When we speak on the phone, two days before the Lincoln GP, Williamson offers an insight into the constantly moving target of team selection. Fiona Russell’s withdrawal through injury is an unexpected blow, while Tacey’s surprising success at Coalville has placed her in contention to start arguably the most prestigious race on the domestic calendar.

“Fiona is quite outspoken, good in the bunch, and one of the best descenders, but recently she crashed and bruised or cracked a rib, and is having difficulty breathing. On Wednesday, she pulled out of the squad for Lincoln. She was upset, but it was the right thing to do. This sort of thing happens and that’s why we have to take it a race at time,” Williamson explains.

“On the other hand, I didn’t expect April would do so well at Coalville. When it became clear that Emma [Lewis] couldn’t get away, we went to Plan B. April must have attacked three or four times before she rode clear and the other three did an excellent job of blocking for her. April really showed grit and determination in that win; exactly the right sort of attitude.”

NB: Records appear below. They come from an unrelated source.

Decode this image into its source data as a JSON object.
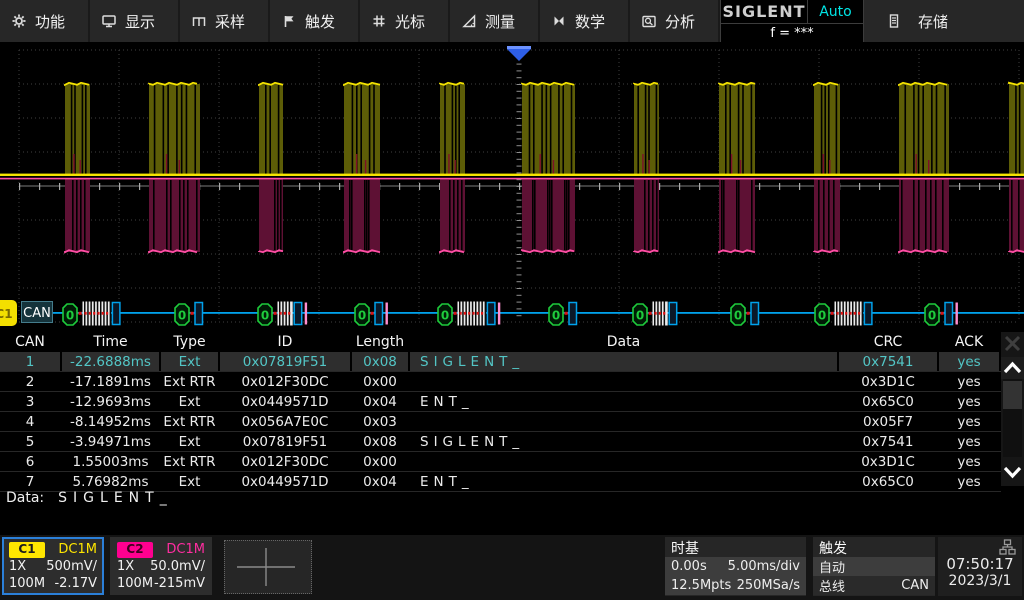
{
  "menu": {
    "items": [
      {
        "label": "功能",
        "icon": "gear-icon"
      },
      {
        "label": "显示",
        "icon": "display-icon"
      },
      {
        "label": "采样",
        "icon": "sampling-icon"
      },
      {
        "label": "触发",
        "icon": "trigger-flag-icon"
      },
      {
        "label": "光标",
        "icon": "cursor-grid-icon"
      },
      {
        "label": "测量",
        "icon": "measure-icon"
      },
      {
        "label": "数学",
        "icon": "math-icon"
      },
      {
        "label": "分析",
        "icon": "analysis-icon"
      }
    ],
    "brand": {
      "logo": "SIGLENT",
      "status": "Auto",
      "freq": "f = ***"
    },
    "storage": {
      "label": "存储",
      "icon": "storage-icon"
    }
  },
  "chart_data": {
    "type": "oscilloscope-can-bus",
    "time_per_div_ms": 5,
    "divisions": {
      "horizontal": 10,
      "vertical": 8
    },
    "trigger_delay": "0.00s",
    "channels": [
      {
        "name": "C1",
        "color": "#f5e400",
        "scale": "500mV/",
        "offset": "-2.17V"
      },
      {
        "name": "C2",
        "color": "#ff0090",
        "scale": "50.0mV/",
        "offset": "-215mV"
      }
    ],
    "bursts_ms": [
      {
        "t": -22.7,
        "w": 1.25
      },
      {
        "t": -18.5,
        "w": 2.55
      },
      {
        "t": -13.0,
        "w": 1.2
      },
      {
        "t": -8.75,
        "w": 1.8
      },
      {
        "t": -3.95,
        "w": 1.25
      },
      {
        "t": 0.15,
        "w": 2.65
      },
      {
        "t": 5.75,
        "w": 1.25
      },
      {
        "t": 10.0,
        "w": 1.8
      },
      {
        "t": 14.75,
        "w": 1.3
      },
      {
        "t": 19.0,
        "w": 2.5
      },
      {
        "t": 24.5,
        "w": 0.8
      }
    ],
    "decoded_frames": [
      {
        "t": -22.8,
        "bytes": 8,
        "ack_pink": false
      },
      {
        "t": -17.2,
        "bytes": 0,
        "ack_pink": false
      },
      {
        "t": -13.05,
        "bytes": 4,
        "ack_pink": true
      },
      {
        "t": -8.2,
        "bytes": 0,
        "ack_pink": true
      },
      {
        "t": -4.05,
        "bytes": 8,
        "ack_pink": true
      },
      {
        "t": 1.5,
        "bytes": 0,
        "ack_pink": false
      },
      {
        "t": 5.7,
        "bytes": 4,
        "ack_pink": false
      },
      {
        "t": 10.6,
        "bytes": 0,
        "ack_pink": false
      },
      {
        "t": 14.8,
        "bytes": 8,
        "ack_pink": false
      },
      {
        "t": 20.3,
        "bytes": 0,
        "ack_pink": true
      }
    ]
  },
  "decode": {
    "channel": "C1",
    "bus": "CAN",
    "glyph": "0"
  },
  "table": {
    "columns": [
      "CAN",
      "Time",
      "Type",
      "ID",
      "Length",
      "Data",
      "CRC",
      "ACK"
    ],
    "selected_index": 0,
    "rows": [
      [
        "1",
        "-22.6888ms",
        "Ext",
        "0x07819F51",
        "0x08",
        "SIGLENT_",
        "0x7541",
        "yes"
      ],
      [
        "2",
        "-17.1891ms",
        "Ext RTR",
        "0x012F30DC",
        "0x00",
        "",
        "0x3D1C",
        "yes"
      ],
      [
        "3",
        "-12.9693ms",
        "Ext",
        "0x0449571D",
        "0x04",
        "ENT_",
        "0x65C0",
        "yes"
      ],
      [
        "4",
        "-8.14952ms",
        "Ext RTR",
        "0x056A7E0C",
        "0x03",
        "",
        "0x05F7",
        "yes"
      ],
      [
        "5",
        "-3.94971ms",
        "Ext",
        "0x07819F51",
        "0x08",
        "SIGLENT_",
        "0x7541",
        "yes"
      ],
      [
        "6",
        "1.55003ms",
        "Ext RTR",
        "0x012F30DC",
        "0x00",
        "",
        "0x3D1C",
        "yes"
      ],
      [
        "7",
        "5.76982ms",
        "Ext",
        "0x0449571D",
        "0x04",
        "ENT_",
        "0x65C0",
        "yes"
      ]
    ]
  },
  "data_line": {
    "label": "Data:",
    "value": "SIGLENT_"
  },
  "status_bar": {
    "ch1": {
      "name": "C1",
      "coupling": "DC1M",
      "probe": "1X",
      "scale": "500mV/",
      "bandwidth": "100M",
      "offset": "-2.17V",
      "color": "#ffe600"
    },
    "ch2": {
      "name": "C2",
      "coupling": "DC1M",
      "probe": "1X",
      "scale": "50.0mV/",
      "bandwidth": "100M",
      "offset": "-215mV",
      "color": "#ff0090"
    },
    "timebase": {
      "title": "时基",
      "delay": "0.00s",
      "scale": "5.00ms/div",
      "memory": "12.5Mpts",
      "samplerate": "250MSa/s"
    },
    "trigger": {
      "title": "触发",
      "mode": "自动",
      "source": "总线",
      "bus_type": "CAN"
    },
    "clock": {
      "time": "07:50:17",
      "date": "2023/3/1"
    }
  }
}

Long experience of shifting circumstances might prevent Williamson from becoming carried away, but there is little question that morale in the Brother UK-FusionRT camp is high. Those interviewed for this article spoke at length in support of the man at the helm, and of the bonding between riders, staff, and supporters.

In 2019, Brother UK finds itself in the happy position of supporting two leading British women’s teams, a fact illustrated with the greatest clarity by the one-two finish achieved by Anna Henderson (Brother UK-Tifosi, p/b OnForm) and Jos Lowden (Brother UK-FusionRT) at the East Cleveland Klondike GP.

There is no question of split loyalties, however. To be at the side of even one of these teams would be rewarding. To be at the side of both, and, in the case of Williamson’s squad, with one centred on teamwork and camaraderie, is a significant bonus.